Big Data Case Study

Select a dataset that you are interested in and can relate to on a personal level.
Dataset Link:
https://archive.ics.uci.edu/ml/datasets/Student+Performance
a. (5%) Introduction
b. (5%) Define and collecting data
i. Identify variables, data types, etc. Provide in-depth info on the data elements.
ii. Identify the size of the dataset, any missing values, any outliers, etc.
c. (10%) Organize and visualization of variables
i. Apply the specific organization and visualization technique to provide effective understanding about the
data
ii. Interpret your findings succinctly in your report.
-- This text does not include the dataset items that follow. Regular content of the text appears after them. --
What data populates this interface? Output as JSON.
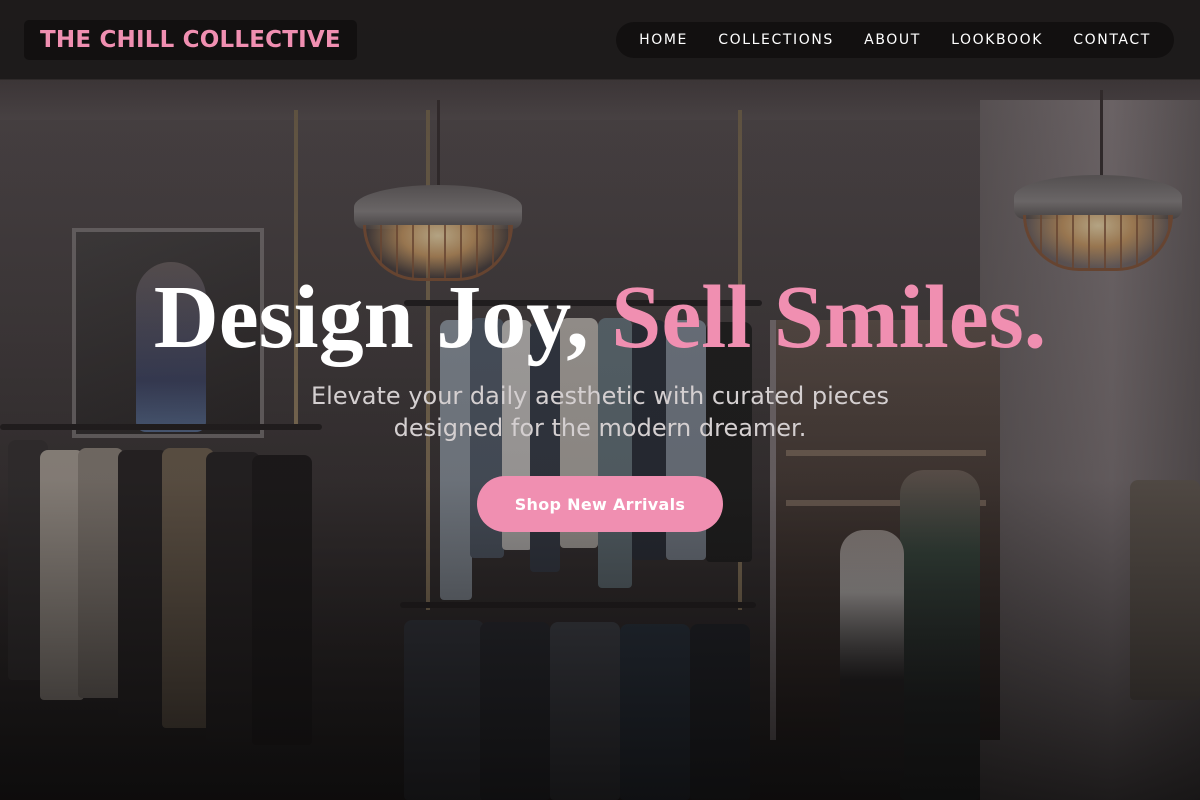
{
  "brand": {
    "name": "THE CHILL COLLECTIVE",
    "accent_color": "#f08fb1"
  },
  "nav": {
    "items": [
      {
        "label": "HOME"
      },
      {
        "label": "COLLECTIONS"
      },
      {
        "label": "ABOUT"
      },
      {
        "label": "LOOKBOOK"
      },
      {
        "label": "CONTACT"
      }
    ]
  },
  "hero": {
    "title_main": "Design Joy,",
    "title_accent": "Sell Smiles.",
    "subtitle": "Elevate your daily aesthetic with curated pieces designed for the modern dreamer.",
    "cta_label": "Shop New Arrivals",
    "background_image": "clothing-store-interior"
  }
}
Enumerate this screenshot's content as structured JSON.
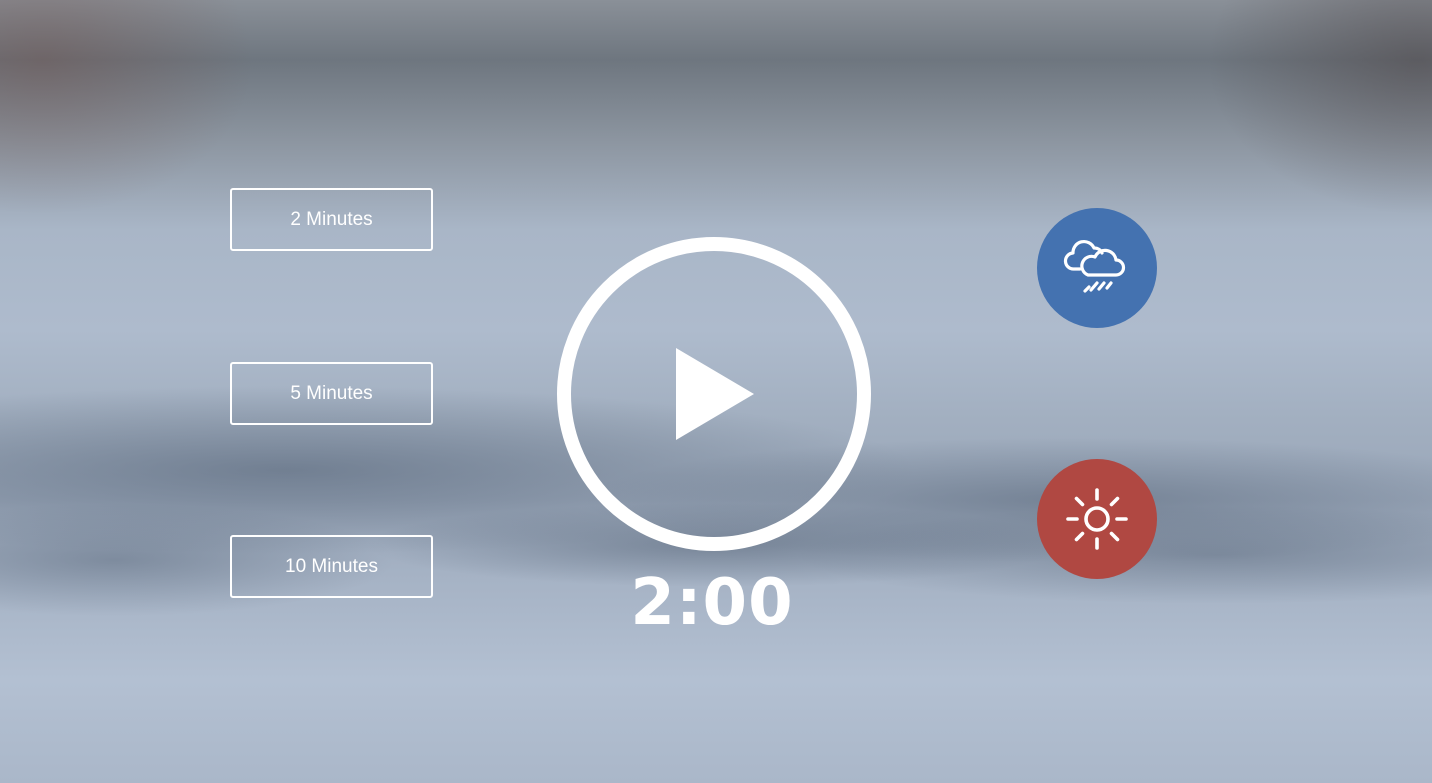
{
  "duration_options": [
    {
      "label": "2 Minutes"
    },
    {
      "label": "5 Minutes"
    },
    {
      "label": "10 Minutes"
    }
  ],
  "player": {
    "play_icon": "play-circle-icon",
    "timer_display": "2:00"
  },
  "sound_modes": [
    {
      "icon": "rain-cloud-icon",
      "color": "#4472b0"
    },
    {
      "icon": "sun-icon",
      "color": "#b04842"
    }
  ]
}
d. (20%) Build a research question with a full explanation. Identify a method to answer the question and
explain why you picked the method(s).
e. (20%) Apply at least 1 of the following methods to your dataset which should be linked to your research
questions. Explain results and why you selected the method(s):

  1. Confidence intervals
  2. Sampling distributions
  3. Correlation analysis
  4. Regression analysis
  5. ANOVA tests
  6. Hypothesis testing
    f. (30%) Implement 1 ML algorithm with your dataset. Explain why you chose this specific algorithm. The
    rationale and approach is the most important when you answer this part of the assignment question.
    Implement the algorithm using a toolse